Since then, tens of thousands have languished in the camps, where conditions have been described as extremely poor, squalid and dangerous. Despite human rights groups, as well as the United States and United Nations calling on the countries whose nationality the detainees hold, many states – especially European nations – have been reluctant to repatriate them due to the risk they allegedly pose to their national security.
The Amnesty report highlighted that issue, saying that "governments continue to show a shameful lack of willingness to repatriate [these children]." It also reminded states that, according to international law under the Convention on the Rights of the Child, no child should arbitrarily be deprived of their liberty.
So far, a number of countries have repatriated some of their child nationals from the camps, acknowledging the innocence of the children in the situation and their lack of affiliation to Daesh. Some women have also been repatriated, although they are often detained and charged, back in their home countries.
The group also drew attention to the abuse committed by the Kurdish militias running the camp, condemning their detention of 12-year-old boys, the separation of two-year-old children from their caregivers, the recruitment of children and the obstruction of access to healthcare.
"The Autonomous Administration's failure to produce and implement a transparent and consistent security plan in the camp has led to a climate of anger and fear amid the pervasive violence," the report stated.

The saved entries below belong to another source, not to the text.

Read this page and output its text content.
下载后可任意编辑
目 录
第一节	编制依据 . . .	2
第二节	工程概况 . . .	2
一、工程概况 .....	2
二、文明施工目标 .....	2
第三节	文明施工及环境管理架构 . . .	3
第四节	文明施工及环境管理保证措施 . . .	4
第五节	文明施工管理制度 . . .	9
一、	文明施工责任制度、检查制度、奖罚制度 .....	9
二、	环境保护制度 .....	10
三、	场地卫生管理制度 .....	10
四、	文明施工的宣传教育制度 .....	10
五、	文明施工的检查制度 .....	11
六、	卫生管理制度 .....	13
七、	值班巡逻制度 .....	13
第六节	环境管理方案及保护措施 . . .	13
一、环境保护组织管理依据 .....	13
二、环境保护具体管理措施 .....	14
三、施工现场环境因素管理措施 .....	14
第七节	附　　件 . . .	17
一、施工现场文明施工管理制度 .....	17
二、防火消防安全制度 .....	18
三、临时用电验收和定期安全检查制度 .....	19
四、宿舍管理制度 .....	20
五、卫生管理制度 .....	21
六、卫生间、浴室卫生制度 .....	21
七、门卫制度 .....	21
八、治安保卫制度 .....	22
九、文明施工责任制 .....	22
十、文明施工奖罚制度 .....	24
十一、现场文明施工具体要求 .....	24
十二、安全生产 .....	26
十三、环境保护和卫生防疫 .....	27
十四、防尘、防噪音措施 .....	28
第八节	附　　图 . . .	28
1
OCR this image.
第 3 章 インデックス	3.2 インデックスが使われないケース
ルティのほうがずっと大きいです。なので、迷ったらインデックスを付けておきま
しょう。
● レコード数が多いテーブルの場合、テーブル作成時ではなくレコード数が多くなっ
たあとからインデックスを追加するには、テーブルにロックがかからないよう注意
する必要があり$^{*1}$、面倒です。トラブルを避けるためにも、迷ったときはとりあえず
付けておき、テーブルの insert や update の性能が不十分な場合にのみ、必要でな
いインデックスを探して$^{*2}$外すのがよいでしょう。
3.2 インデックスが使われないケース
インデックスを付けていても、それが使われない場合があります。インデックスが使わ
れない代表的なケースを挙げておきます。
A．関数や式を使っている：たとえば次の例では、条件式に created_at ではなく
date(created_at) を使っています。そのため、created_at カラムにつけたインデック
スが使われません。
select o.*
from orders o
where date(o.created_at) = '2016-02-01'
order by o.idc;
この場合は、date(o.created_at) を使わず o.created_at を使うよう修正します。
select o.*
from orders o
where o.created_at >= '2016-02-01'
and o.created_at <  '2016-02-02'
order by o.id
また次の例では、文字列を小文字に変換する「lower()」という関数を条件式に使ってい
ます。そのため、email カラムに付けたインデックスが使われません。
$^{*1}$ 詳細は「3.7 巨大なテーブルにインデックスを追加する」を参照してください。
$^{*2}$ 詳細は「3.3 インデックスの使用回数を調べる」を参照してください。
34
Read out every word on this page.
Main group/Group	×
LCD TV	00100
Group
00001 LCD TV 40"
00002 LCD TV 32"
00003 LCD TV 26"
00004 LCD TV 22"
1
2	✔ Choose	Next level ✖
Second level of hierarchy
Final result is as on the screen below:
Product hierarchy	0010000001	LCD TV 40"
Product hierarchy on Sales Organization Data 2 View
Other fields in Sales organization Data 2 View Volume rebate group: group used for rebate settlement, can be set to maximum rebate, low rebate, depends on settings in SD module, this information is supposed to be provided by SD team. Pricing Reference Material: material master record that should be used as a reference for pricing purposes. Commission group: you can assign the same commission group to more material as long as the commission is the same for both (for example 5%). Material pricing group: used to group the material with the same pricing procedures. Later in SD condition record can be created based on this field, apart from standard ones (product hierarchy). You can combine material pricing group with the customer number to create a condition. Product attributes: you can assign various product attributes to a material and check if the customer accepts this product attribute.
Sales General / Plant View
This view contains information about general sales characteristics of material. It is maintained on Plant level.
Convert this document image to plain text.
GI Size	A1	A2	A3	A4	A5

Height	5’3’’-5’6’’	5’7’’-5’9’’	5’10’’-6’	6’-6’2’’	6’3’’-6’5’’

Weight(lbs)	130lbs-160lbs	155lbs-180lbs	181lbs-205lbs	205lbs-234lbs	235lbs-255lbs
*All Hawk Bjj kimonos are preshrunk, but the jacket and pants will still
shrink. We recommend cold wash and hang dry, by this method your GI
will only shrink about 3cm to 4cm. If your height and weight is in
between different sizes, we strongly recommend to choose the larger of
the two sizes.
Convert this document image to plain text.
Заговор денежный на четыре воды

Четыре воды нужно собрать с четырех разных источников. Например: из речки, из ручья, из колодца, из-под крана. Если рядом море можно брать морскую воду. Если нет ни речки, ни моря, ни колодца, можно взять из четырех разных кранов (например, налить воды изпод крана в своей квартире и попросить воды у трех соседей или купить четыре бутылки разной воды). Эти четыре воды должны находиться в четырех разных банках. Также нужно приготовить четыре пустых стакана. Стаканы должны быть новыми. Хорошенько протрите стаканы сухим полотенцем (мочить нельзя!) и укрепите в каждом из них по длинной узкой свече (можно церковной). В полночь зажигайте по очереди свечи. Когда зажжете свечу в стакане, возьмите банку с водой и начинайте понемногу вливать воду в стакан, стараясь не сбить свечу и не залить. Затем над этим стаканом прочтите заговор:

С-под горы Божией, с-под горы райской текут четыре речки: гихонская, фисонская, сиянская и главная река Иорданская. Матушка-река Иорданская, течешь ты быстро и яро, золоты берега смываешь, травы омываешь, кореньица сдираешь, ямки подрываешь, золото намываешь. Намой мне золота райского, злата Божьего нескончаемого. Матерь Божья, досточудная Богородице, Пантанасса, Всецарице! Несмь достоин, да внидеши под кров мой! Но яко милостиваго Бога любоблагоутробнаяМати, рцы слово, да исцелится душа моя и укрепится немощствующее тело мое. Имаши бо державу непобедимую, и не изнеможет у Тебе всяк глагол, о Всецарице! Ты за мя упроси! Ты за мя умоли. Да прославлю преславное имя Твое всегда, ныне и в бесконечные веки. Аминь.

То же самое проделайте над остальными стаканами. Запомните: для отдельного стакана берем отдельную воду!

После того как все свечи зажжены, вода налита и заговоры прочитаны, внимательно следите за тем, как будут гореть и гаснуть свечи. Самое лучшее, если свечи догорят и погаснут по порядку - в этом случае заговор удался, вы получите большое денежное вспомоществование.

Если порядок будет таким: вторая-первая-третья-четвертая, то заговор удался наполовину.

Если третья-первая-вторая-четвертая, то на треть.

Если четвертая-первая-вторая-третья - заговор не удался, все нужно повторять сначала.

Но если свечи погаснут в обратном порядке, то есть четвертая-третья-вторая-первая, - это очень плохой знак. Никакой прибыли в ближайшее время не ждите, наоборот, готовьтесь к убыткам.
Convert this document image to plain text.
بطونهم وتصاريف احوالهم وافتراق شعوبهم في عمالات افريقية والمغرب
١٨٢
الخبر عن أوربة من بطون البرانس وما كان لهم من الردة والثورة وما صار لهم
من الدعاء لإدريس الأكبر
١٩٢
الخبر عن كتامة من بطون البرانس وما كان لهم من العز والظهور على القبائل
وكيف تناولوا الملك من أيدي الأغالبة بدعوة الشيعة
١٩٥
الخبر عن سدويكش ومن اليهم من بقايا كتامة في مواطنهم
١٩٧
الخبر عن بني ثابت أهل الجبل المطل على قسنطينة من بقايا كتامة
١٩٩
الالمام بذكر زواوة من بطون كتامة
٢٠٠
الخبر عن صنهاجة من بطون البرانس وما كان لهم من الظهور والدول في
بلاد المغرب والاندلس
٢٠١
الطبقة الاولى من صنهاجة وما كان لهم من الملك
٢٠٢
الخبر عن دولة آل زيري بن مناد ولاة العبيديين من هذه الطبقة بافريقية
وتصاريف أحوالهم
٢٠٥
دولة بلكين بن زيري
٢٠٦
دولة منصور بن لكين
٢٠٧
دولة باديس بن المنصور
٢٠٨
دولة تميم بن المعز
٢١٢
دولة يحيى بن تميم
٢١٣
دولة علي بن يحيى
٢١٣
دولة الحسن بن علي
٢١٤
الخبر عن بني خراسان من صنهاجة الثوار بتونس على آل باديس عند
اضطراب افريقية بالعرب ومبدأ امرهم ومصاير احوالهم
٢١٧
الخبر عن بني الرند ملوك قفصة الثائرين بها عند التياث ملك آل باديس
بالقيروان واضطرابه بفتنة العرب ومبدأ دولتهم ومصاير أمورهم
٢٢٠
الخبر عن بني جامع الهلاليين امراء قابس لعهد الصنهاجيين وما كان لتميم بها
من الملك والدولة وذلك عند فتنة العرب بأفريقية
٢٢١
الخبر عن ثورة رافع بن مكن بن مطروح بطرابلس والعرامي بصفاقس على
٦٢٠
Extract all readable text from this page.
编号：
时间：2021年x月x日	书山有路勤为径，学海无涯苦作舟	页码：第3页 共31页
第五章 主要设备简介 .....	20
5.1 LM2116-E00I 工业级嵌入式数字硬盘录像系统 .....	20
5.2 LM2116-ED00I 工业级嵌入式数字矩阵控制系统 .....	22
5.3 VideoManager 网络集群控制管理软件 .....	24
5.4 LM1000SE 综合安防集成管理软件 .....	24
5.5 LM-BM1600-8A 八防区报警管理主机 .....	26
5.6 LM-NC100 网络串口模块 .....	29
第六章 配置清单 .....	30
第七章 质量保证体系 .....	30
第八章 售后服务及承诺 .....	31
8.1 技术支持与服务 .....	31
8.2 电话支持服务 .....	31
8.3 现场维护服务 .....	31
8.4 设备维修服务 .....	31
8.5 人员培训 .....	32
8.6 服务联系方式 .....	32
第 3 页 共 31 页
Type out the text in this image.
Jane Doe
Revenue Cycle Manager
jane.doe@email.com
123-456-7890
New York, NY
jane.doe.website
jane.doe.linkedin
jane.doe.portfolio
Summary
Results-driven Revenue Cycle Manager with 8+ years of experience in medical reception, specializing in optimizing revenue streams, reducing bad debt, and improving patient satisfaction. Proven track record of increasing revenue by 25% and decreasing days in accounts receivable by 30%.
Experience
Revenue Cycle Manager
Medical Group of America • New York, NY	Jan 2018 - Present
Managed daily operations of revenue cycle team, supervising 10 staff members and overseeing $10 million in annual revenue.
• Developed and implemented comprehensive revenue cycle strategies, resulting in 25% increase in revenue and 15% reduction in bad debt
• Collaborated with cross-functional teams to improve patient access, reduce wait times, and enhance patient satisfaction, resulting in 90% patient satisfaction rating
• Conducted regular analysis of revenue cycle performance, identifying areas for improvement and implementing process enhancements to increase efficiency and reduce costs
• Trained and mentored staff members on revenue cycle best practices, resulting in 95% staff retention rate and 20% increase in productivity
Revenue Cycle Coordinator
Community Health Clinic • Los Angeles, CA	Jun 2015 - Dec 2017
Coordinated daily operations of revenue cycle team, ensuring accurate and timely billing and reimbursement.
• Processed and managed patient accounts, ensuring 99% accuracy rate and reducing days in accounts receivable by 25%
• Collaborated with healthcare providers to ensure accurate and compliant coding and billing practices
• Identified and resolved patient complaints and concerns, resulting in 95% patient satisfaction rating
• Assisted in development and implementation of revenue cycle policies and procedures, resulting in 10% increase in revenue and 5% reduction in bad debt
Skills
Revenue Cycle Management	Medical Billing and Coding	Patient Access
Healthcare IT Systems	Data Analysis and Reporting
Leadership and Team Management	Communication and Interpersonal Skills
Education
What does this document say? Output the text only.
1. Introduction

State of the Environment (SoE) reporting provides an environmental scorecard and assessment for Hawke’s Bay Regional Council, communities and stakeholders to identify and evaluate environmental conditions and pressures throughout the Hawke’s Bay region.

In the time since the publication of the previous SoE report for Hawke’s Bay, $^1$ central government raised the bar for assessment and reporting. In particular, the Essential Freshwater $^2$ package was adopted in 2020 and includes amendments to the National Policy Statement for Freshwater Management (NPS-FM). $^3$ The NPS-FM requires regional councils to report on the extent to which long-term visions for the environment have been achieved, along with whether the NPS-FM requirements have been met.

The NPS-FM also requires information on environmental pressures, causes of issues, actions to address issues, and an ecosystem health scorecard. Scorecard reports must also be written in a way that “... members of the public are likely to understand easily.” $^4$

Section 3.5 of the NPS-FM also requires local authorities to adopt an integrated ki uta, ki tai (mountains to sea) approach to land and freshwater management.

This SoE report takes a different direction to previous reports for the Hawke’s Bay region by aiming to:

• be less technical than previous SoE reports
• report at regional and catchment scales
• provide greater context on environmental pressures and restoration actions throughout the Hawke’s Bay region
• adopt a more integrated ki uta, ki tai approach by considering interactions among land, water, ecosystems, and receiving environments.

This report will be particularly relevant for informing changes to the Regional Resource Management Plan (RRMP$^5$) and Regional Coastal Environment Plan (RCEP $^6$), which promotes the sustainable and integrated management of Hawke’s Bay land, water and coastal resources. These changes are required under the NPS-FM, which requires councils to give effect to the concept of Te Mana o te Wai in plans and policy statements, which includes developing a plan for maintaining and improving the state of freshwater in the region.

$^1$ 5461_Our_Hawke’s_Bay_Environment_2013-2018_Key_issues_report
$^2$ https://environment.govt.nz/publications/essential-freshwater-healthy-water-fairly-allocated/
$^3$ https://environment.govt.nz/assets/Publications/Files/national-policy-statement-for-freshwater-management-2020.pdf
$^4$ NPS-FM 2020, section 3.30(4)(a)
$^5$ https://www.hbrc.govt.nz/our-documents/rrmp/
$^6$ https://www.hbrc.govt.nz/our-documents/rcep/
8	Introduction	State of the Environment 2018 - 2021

For its part, the Kurdish militias – or Autonomous Administration, as they are known – have also urged states to increase their repatriation processes or to set up an international court mechanism to deal with the foreign detainees.
"Governments must stop flouting their international human rights obligations to uphold these children's right to life, survival, and development and promptly repatriate them as a matter of urgency," the organisation said in its report. "Additionally, the Autonomous Administration must draw up a clear mechanism of return for Syrian children, their mothers or caregivers."